SAN FRANCISCO (CN) – California went into federal court today to challenge the U.S. government’s plan to drill for oil and build roads through a large swath of public forest land, including a 52,000-acre area that is home to the California Condor where conservators are trying to save the bird from extinction.
Filed by California Attorney General Jerry Brown Jr., the suit says plans by the U.S. Forest Service would allow for road construction on a large section of the federally managed forest lands, an area that runs from Big Sur to the Mexican border.
The forest service plans for road construction and oil drilling, says the suit, would specifically encompass more than 500,000 acres in the Angeles, Los Padres, Cleveland and San Bernardino National Forests, in violation of California’s moratorium on such activity, said Brown.

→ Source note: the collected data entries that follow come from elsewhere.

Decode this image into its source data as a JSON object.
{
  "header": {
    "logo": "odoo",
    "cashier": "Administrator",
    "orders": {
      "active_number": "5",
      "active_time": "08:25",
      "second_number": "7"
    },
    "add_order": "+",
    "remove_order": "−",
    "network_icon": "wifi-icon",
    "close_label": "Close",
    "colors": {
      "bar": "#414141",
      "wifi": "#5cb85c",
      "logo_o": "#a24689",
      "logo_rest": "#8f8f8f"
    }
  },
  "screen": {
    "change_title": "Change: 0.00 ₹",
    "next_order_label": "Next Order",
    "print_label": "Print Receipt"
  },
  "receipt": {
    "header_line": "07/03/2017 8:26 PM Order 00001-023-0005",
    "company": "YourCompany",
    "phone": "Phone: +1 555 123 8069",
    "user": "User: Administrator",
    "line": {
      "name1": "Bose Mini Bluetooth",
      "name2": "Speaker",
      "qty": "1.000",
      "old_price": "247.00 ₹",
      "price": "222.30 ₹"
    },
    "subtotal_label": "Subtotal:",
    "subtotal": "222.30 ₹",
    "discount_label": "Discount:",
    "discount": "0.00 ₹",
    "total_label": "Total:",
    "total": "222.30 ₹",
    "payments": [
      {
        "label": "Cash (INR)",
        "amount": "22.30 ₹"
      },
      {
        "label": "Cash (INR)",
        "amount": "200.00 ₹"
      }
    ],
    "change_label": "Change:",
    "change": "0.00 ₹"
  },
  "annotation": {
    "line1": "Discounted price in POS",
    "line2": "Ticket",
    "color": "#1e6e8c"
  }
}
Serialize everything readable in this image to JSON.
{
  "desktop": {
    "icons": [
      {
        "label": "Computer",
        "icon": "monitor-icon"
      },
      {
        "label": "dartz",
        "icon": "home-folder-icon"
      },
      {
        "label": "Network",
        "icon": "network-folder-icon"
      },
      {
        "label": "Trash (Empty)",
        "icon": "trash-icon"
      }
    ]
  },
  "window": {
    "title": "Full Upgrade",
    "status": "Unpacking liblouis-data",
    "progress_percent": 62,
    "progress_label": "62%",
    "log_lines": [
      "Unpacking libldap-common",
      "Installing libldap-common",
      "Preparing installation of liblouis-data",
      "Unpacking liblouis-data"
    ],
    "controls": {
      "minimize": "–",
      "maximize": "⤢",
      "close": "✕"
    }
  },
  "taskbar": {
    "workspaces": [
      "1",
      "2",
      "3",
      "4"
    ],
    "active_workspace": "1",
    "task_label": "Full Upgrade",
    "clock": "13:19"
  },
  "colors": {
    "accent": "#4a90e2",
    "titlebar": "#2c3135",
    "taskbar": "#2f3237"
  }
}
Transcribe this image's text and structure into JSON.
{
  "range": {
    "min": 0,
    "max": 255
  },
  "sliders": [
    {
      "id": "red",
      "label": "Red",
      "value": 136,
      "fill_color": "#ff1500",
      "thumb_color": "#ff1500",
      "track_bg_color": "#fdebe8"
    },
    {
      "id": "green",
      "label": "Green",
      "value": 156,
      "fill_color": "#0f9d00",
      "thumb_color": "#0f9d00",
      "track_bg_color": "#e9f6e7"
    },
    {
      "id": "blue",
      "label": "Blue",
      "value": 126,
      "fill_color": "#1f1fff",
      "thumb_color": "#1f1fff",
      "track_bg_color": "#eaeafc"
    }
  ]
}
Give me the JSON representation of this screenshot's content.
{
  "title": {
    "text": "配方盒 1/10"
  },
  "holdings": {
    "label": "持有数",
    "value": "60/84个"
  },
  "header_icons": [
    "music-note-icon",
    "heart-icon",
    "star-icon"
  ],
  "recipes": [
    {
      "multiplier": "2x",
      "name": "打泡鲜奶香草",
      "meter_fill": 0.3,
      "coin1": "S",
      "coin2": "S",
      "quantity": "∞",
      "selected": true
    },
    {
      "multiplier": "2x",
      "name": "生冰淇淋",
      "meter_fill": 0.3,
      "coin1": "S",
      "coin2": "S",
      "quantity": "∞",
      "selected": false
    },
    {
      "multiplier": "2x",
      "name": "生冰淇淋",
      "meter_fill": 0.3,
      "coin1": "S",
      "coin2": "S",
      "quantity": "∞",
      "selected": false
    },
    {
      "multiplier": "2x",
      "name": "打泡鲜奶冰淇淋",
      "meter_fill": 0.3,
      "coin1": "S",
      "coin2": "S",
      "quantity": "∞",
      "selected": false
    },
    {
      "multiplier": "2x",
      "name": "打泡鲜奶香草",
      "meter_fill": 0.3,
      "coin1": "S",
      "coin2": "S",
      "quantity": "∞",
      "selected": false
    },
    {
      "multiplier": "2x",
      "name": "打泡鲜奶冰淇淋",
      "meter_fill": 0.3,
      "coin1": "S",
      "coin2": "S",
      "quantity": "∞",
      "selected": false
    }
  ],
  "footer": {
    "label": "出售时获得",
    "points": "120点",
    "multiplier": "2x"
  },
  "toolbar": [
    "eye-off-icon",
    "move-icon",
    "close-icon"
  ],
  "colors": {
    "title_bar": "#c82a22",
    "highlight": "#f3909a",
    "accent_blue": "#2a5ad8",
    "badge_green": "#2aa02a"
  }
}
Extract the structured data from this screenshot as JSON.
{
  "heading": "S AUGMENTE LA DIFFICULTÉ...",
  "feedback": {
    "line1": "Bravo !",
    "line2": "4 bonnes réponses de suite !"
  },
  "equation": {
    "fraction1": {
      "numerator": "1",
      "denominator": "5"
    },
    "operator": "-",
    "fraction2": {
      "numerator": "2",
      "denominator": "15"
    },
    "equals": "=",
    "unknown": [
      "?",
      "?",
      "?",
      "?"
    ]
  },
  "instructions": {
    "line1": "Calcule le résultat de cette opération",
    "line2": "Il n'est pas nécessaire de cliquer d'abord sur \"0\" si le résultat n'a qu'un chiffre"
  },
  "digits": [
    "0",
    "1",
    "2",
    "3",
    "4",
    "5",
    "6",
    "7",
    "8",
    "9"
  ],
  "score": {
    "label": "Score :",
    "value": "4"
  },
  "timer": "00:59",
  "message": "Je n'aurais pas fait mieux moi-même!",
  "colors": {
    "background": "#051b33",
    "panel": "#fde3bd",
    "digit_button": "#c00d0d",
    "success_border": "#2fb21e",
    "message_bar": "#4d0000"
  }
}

In addition, the suit alleges, the forest service did not properly evaluate the harm to the California Condor when it approved oil drilling on more than 52,000 acres in or adjacent to the Los Padres National Forest, the site of the main effort to bring the species back from the brink of extinction.
Brown charges the Forest Service violated the federal National Forest Management Act and the National Environmental Policy Act by failing to develop its plans for the forests in coordination with California’s laws and policies. The Forest Service also allegedly ignored recommendations from scientists and the public that one million acres of the land be designated as wilderness, instead deciding to protect only half that amount without giving a valid scientific explanation for the reduction.
The federally-managed forests in California comprise a total of 3.5 million acres, providing habitat for 31 threatened and endangered animals and 29 plants. Brown filed the lawsuit along with the California Resources Agency and the California Department of Forestry and Fire Protection on behalf of the People of California.